Gonionota prolectans

Scientific classification
- Kingdom: Animalia
- Phylum: Arthropoda
- Class: Insecta
- Order: Lepidoptera
- Family: Depressariidae
- Genus: Gonionota
- Species: G. prolectans
- Binomial name: Gonionota prolectans (Meyrick, 1926)
- Synonyms: Hypercallia prolectans Meyrick, 1926;

= Gonionota prolectans =

- Authority: (Meyrick, 1926)
- Synonyms: Hypercallia prolectans Meyrick, 1926

Species of moth

Gonionota prolectans is a moth in the family Depressariidae. It was described by Edward Meyrick in 1926. It is found in Colombia.

The wingspan is 23–24 mm.

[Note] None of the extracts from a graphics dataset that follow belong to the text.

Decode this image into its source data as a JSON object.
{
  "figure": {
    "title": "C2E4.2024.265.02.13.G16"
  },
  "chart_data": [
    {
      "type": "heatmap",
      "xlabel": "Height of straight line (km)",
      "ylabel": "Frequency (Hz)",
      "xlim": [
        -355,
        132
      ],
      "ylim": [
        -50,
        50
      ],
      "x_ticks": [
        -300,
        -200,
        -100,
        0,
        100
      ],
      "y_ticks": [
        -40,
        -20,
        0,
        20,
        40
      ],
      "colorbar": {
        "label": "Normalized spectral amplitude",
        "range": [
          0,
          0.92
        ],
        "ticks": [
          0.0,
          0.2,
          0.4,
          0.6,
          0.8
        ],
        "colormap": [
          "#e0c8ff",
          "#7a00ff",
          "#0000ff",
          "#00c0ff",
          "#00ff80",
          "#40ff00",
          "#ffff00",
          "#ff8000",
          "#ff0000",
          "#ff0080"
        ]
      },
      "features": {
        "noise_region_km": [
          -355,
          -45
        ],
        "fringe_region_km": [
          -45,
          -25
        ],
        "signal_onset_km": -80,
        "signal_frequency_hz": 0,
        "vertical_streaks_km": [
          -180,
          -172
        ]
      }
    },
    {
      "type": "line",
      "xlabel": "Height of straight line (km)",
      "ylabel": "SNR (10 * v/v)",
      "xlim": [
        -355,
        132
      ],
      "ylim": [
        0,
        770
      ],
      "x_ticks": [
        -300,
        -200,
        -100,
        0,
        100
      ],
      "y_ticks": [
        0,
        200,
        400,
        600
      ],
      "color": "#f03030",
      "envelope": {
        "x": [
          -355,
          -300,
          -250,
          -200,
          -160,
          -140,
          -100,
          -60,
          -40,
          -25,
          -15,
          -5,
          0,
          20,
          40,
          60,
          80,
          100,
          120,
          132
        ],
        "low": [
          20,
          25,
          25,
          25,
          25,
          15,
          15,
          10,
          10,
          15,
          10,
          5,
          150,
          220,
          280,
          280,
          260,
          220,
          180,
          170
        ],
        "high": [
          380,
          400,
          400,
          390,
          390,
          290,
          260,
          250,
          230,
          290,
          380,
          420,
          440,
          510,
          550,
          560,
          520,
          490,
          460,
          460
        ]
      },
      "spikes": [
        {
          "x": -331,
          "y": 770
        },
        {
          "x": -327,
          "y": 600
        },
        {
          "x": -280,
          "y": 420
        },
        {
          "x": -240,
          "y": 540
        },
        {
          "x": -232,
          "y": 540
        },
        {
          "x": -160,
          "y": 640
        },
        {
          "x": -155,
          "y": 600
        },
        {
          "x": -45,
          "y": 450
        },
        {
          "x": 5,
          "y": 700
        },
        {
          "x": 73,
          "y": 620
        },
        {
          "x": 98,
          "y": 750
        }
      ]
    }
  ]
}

The forewings are brown, on the costal half more or less suffused crimson except towards the termen and with an undefined patch of crimson-yellowish suffusion towards the costa somewhat before the middle, its anterior edge forming a small more distinct yellow spot. The second discal stigma is minute and white and there is a white semifusiform mark on the costa about three-fourths. The veins tend to be marked with very fine dark fuscous lines, with a stronger streak on 1b. There is also a suffused white terminal line, with some irroration preceding it. The hindwings are grey.